Témoin des évolutions du monde de la pub, Jacques Séguéla, cofondateur d'Euro RSCG, en a aussi été un visionnaire. Et pour le post-Covid, il exhorte ses pairs à incarner les valeurs émergentes de cette crise: la générosité, la solidarité et l'ingéniosité.

  • Est-ce déjà le moment de préparer l'après-crise?
  • Déjà, en préambule, pardonnez-moi de jouer les Socrate du pauvre : je sais que je ne sais rien et mes propos, si élémentaires, n'engagent que moi. Ce que je peux dire, c'est que les agences sont mutantes par essence. Elles se préparent au "Monde d'Après" depuis toujours. Mais le temps est venu de l'aborder selon les 2 vertus refondatrices : pragmatisme et humanisme.

    * Le pragmatisme exige en priorité de souder ses équipes: une agence est une famille tout autant qu'un business.

    * Puis de préserver ses talents. L'argent n'a pas d'idées, seules les idées font de l'argent, on connait la rengaine. Évidence s'il en est, comment ne pas associer à notre réflexion nos annonceurs, pas en béni oui-oui, mais en partenaire de la même passion. C'est pour eux et avec eux que nous changeons. Enfin nous devons voir loin: le court-termisme payera plus tard très cher. Sachons donner du temps au temps, François Mitterrand était plus moderne que nous le jugions. Reste le plus important: préserver l'âme de l'agence car elle seule est éternelle. Pour Havas, ce sera ainsi la meaningful difference.

  • Quels seront les principaux enjeux à relever?
  • Rester vivant. Ne resteront en vie que les agences qui sauront aider leurs marques à le rester. 80% d'entre elles sont mortes au siècle dernier, 80% d'entre elles mourront à la fin du nôtre. Déjà 8 sur 10 pourraient disparaître dans l'indifférence générale. Le plus sûr moyen de résister est d'incarner avec allant et talent, avec acuité et continuité, les valeurs émergentes de cette pandémie: la générosité en se battant pour une grande cause, la solidarité en entraînant les consommateurs dans ce combat, d'ingéniosité.
    A nouvelle conso, nouveau produit, à nouveau mode de vie nouveaux services, à nouveaux mode d'être nouvelle créativité. Et que cet ensemble débouche sur une création plus heureuse, plus respectueuse et plus encore plus sincère et plus simple, plus ludique et plus stratégique, plus affective et plus humaine. Quant à la suprématie du tout tech, elle vient de prendre une leçon de modestie. L'avenir est d'être hybride. Tech sans affect n'est que ruine de l'homme, pub sans idée est que ruine de la publicité.
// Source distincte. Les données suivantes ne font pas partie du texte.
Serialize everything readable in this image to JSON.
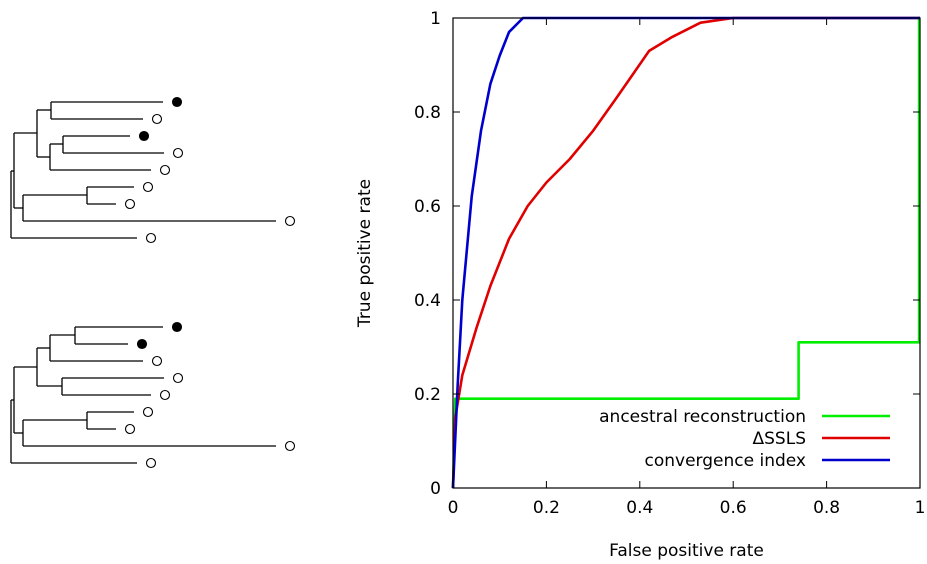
{
  "trees": [
    {
      "leaves": [
        {
          "state": "filled"
        },
        {
          "state": "open"
        },
        {
          "state": "filled"
        },
        {
          "state": "open"
        },
        {
          "state": "open"
        },
        {
          "state": "open"
        },
        {
          "state": "open"
        },
        {
          "state": "open"
        },
        {
          "state": "open"
        }
      ]
    },
    {
      "leaves": [
        {
          "state": "filled"
        },
        {
          "state": "filled"
        },
        {
          "state": "open"
        },
        {
          "state": "open"
        },
        {
          "state": "open"
        },
        {
          "state": "open"
        },
        {
          "state": "open"
        },
        {
          "state": "open"
        },
        {
          "state": "open"
        }
      ]
    }
  ],
  "chart_data": {
    "type": "line",
    "xlabel": "False positive rate",
    "ylabel": "True positive rate",
    "xlim": [
      0,
      1
    ],
    "ylim": [
      0,
      1
    ],
    "x_ticks": [
      "0",
      "0.2",
      "0.4",
      "0.6",
      "0.8",
      "1"
    ],
    "y_ticks": [
      "0",
      "0.2",
      "0.4",
      "0.6",
      "0.8",
      "1"
    ],
    "grid": false,
    "legend_position": "bottom-right",
    "series": [
      {
        "name": "ancestral reconstruction",
        "color": "#00ee00",
        "points": [
          [
            0.0,
            0.0
          ],
          [
            0.005,
            0.19
          ],
          [
            0.74,
            0.19
          ],
          [
            0.74,
            0.31
          ],
          [
            0.998,
            0.31
          ],
          [
            0.998,
            1.0
          ],
          [
            1.0,
            1.0
          ]
        ]
      },
      {
        "name": "ΔSSLS",
        "color": "#e00000",
        "points": [
          [
            0.0,
            0.0
          ],
          [
            0.005,
            0.15
          ],
          [
            0.02,
            0.24
          ],
          [
            0.05,
            0.34
          ],
          [
            0.08,
            0.43
          ],
          [
            0.12,
            0.53
          ],
          [
            0.16,
            0.6
          ],
          [
            0.2,
            0.65
          ],
          [
            0.25,
            0.7
          ],
          [
            0.3,
            0.76
          ],
          [
            0.35,
            0.83
          ],
          [
            0.42,
            0.93
          ],
          [
            0.47,
            0.96
          ],
          [
            0.53,
            0.99
          ],
          [
            0.6,
            1.0
          ],
          [
            1.0,
            1.0
          ]
        ]
      },
      {
        "name": "convergence index",
        "color": "#0000cc",
        "points": [
          [
            0.0,
            0.0
          ],
          [
            0.01,
            0.22
          ],
          [
            0.02,
            0.4
          ],
          [
            0.04,
            0.62
          ],
          [
            0.06,
            0.76
          ],
          [
            0.08,
            0.86
          ],
          [
            0.1,
            0.92
          ],
          [
            0.12,
            0.97
          ],
          [
            0.15,
            1.0
          ],
          [
            1.0,
            1.0
          ]
        ]
      }
    ]
  }
}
  • Quelles sont les principales difficultés à anticiper? Et les atouts sur lesquels capitaliser?
  • Un: la récidive. Singapour et Wuhan sont à nouveau contaminés. Attendons-nous au pire, ne nous laissons pas surprendre une deuxième fois. Un confiné averti en vaut deux.

    Deux: la fébrilité. Nous avons guéri du virus, ce n'est pas pour changer de fièvre. Le déconfinement de la pub se fera par étape.

    Trois: la surenchère. "On ne change pas le monde, on le répare" écrivait Albert Camus. Ne nous prenons pas pour les pygmalions du Monde d'Après. L'humilité n'est pas une vertu très publicitaire. Elle devra s'y faire.

    Quatre: Le mondialisme. Il est aussi dangereux que le nationalisme. Il sera de rigueur de trouver l'équilibre.

    Cinq: C'était mieux avant. Le Français est plus casanier qu'il le croit, plus conservateur qu'il ne le pense, plus traditionnel qu'il ne le dit. La nouveauté lui fait peur, le changement le glace. La conversion sera lente et agitée.

  • A quoi devra ressembler, selon vous, le "monde d'après " de la publicité ?
  • Au meilleur du monde d'Avant, en espérant qu'il ne deviendra pas le pire du monde d'Après. Je ne serais pas étonné que la Pub d'Après renoue avec celle d'avant Avant. Cette pub spectacle des années 80, insouciante et joyeuse, ne sera ni admise ni comprise si elle ne se met pas au service des valeurs nouvelles. En étant sérieuse sans se prendre au sérieux. J'espère plus que tout que nous sachions continuer de faire aimer la pub. Elle est, elle a été, restera la poésie de la rue. Plus que jamais il est interdit de tuer les poètes.